Microsoft has made history – by announcing it's first year-on-year quarterly revenue decline since its stock was first traded 23 years ago. The software giant yesterday reported revenue of $13,65-billion for the third quarter ended 31 March 2009, a 6% decline from the same period of the prior year.
Operating income, net income and diluted earnings per share for the quarter were $4,44-billion, $2,98-billion and $0,33 per share, which represented an increase of 3% and declines of 32% and 30%, respectively, when compared with the prior year period.

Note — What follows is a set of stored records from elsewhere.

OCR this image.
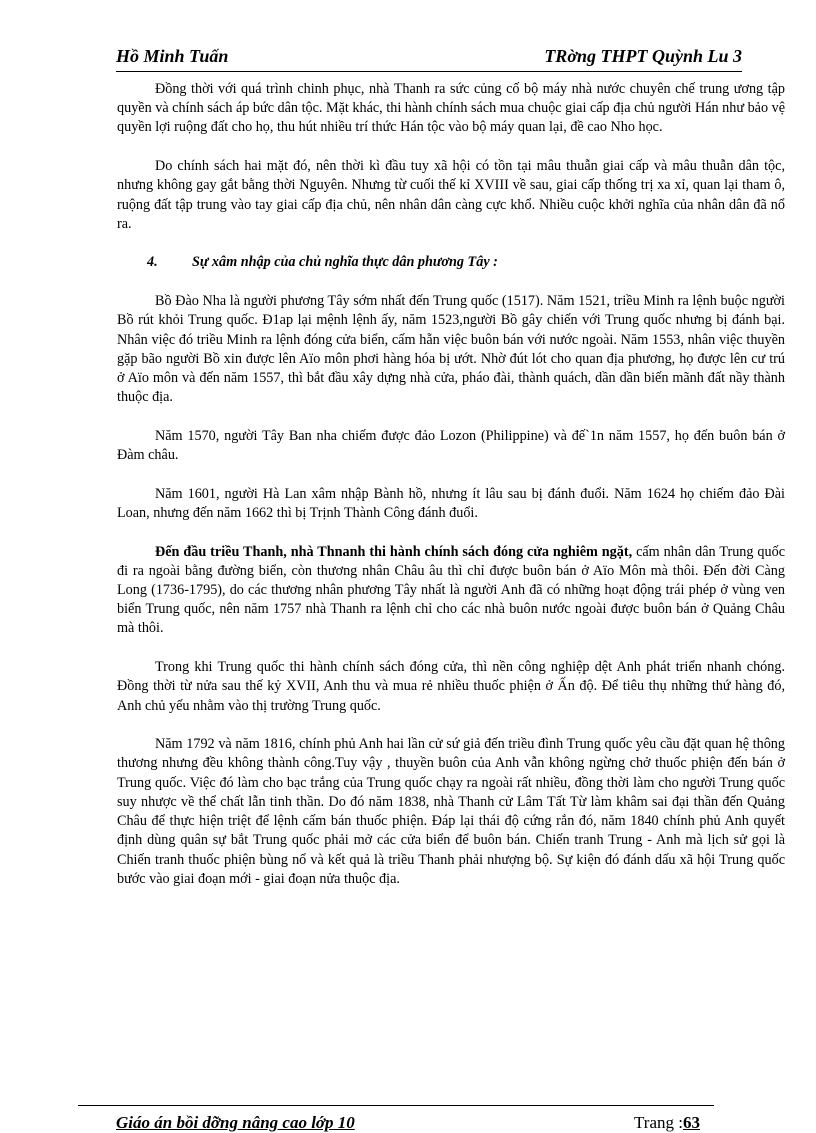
Hồ Minh Tuấn	TRờng THPT Quỳnh Lu 3

Đồng thời với quá trình chinh phục, nhà Thanh ra sức củng cố bộ máy nhà nước chuyên chế trung ương tập quyền và chính sách áp bức dân tộc. Mặt khác, thi hành chính sách mua chuộc giai cấp địa chủ người Hán như bảo vệ quyền lợi ruộng đất cho họ, thu hút nhiều trí thức Hán tộc vào bộ máy quan lại, đề cao Nho học.

Do chính sách hai mặt đó, nên thời kì đầu tuy xã hội có tồn tại mâu thuẫn giai cấp và mâu thuẫn dân tộc, nhưng không gay gắt bằng thời Nguyên. Nhưng từ cuối thế kỉ XVIII về sau, giai cấp thống trị xa xỉ, quan lại tham ô, ruộng đất tập trung vào tay giai cấp địa chủ, nên nhân dân càng cực khổ. Nhiều cuộc khởi nghĩa của nhân dân đã nổ ra.

4. Sự xâm nhập của chủ nghĩa thực dân phương Tây :

Bồ Đào Nha là người phương Tây sớm nhất đến Trung quốc (1517). Năm 1521, triều Minh ra lệnh buộc người Bồ rút khỏi Trung quốc. Đ1ap lại mệnh lệnh ấy, năm 1523,người Bồ gây chiến với Trung quốc nhưng bị đánh bại. Nhân việc đó triều Minh ra lệnh đóng cửa biển, cấm hẵn việc buôn bán với nước ngoài. Năm 1553, nhân việc thuyền gặp bão người Bồ xin được lên Aïo môn phơi hàng hóa bị ướt. Nhờ đút lót cho quan địa phương, họ được lên cư trú ở Aïo môn và đến năm 1557, thì bắt đầu xây dựng nhà cửa, pháo đài, thành quách, dần dần biến mãnh đất nầy thành thuộc địa.

Năm 1570, người Tây Ban nha chiếm được đảo Lozon (Philippine) và đế`1n năm 1557, họ đến buôn bán ở Đàm châu.

Năm 1601, người Hà Lan xâm nhập Bành hồ, nhưng ít lâu sau bị đánh đuổi. Năm 1624 họ chiếm đảo Đài Loan, nhưng đến năm 1662 thì bị Trịnh Thành Công đánh đuổi.

Đến đầu triều Thanh, nhà Thnanh thi hành chính sách đóng cửa nghiêm ngặt, cấm nhân dân Trung quốc đi ra ngoài bằng đường biển, còn thương nhân Châu âu thì chỉ được buôn bán ở Aïo Môn mà thôi. Đến đời Càng Long (1736-1795), do các thương nhân phương Tây nhất là người Anh đã có những hoạt động trái phép ở vùng ven biển Trung quốc, nên năm 1757 nhà Thanh ra lệnh chỉ cho các nhà buôn nước ngoài được buôn bán ở Quảng Châu mà thôi.

Trong khi Trung quốc thi hành chính sách đóng cửa, thì nền công nghiệp dệt Anh phát triển nhanh chóng. Đồng thời từ nửa sau thế kỷ XVII, Anh thu và mua rẻ nhiều thuốc phiện ở Ấn độ. Để tiêu thụ những thứ hàng đó, Anh chủ yếu nhằm vào thị trường Trung quốc.

Năm 1792 và năm 1816, chính phủ Anh hai lần cử sứ giả đến triều đình Trung quốc yêu cầu đặt quan hệ thông thương nhưng đều không thành công.Tuy vậy , thuyền buôn của Anh vẫn không ngừng chở thuốc phiện đến bán ở Trung quốc. Việc đó làm cho bạc trắng của Trung quốc chạy ra ngoài rất nhiều, đồng thời làm cho người Trung quốc suy nhược về thể chất lẫn tinh thần. Do đó năm 1838, nhà Thanh cử Lâm Tất Từ làm khâm sai đại thần đến Quảng Châu để thực hiện triệt để lệnh cấm bán thuốc phiện. Đáp lại thái độ cứng rắn đó, năm 1840 chính phủ Anh quyết định dùng quân sự bắt Trung quốc phải mở các cửa biển để buôn bán. Chiến tranh Trung - Anh mà lịch sử gọi là Chiến tranh thuốc phiện bùng nổ và kết quả là triều Thanh phải nhượng bộ. Sự kiện đó đánh dấu xã hội Trung quốc bước vào giai đoạn mới - giai đoạn nửa thuộc địa.

Giáo án bồi dỡng nâng cao lớp 10	Trang :63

The financial results for the quarter included $290-million of severance charges related to the previously announced plan to reduce up to 5 000 positions and $420-million of impairments to investments. Combined, these two charges reduced earnings per share by $0,06.
Revenue in Client, Microsoft Business Division, and Server & Tools was negatively impacted by weakness in the global PC and server markets. Revenue from enterprise customers remained stable during the quarter.
"With our continued R&D investment and our broad suite of products and services, we remain in a great position to compete and gain share in the marketplace," says Kevin Turner, chief operating officer at Microsoft.
During the quarter, Microsoft released the beta version of the Windows 7 operating system, which remains on track for a fiscal year 2010 launch. Development milestones were achieved on other products including Microsoft Office 2010, Windows Server 2008 R2 and Windows Mobile.
"While market conditions remained weak during the quarter, I was pleased with the organization's ability to offset revenue pressures with the swift implementation of cost-savings initiatives," says Chris Liddell, chief financial officer at Microsoft. "We expect the weakness to continue through at least the next quarter."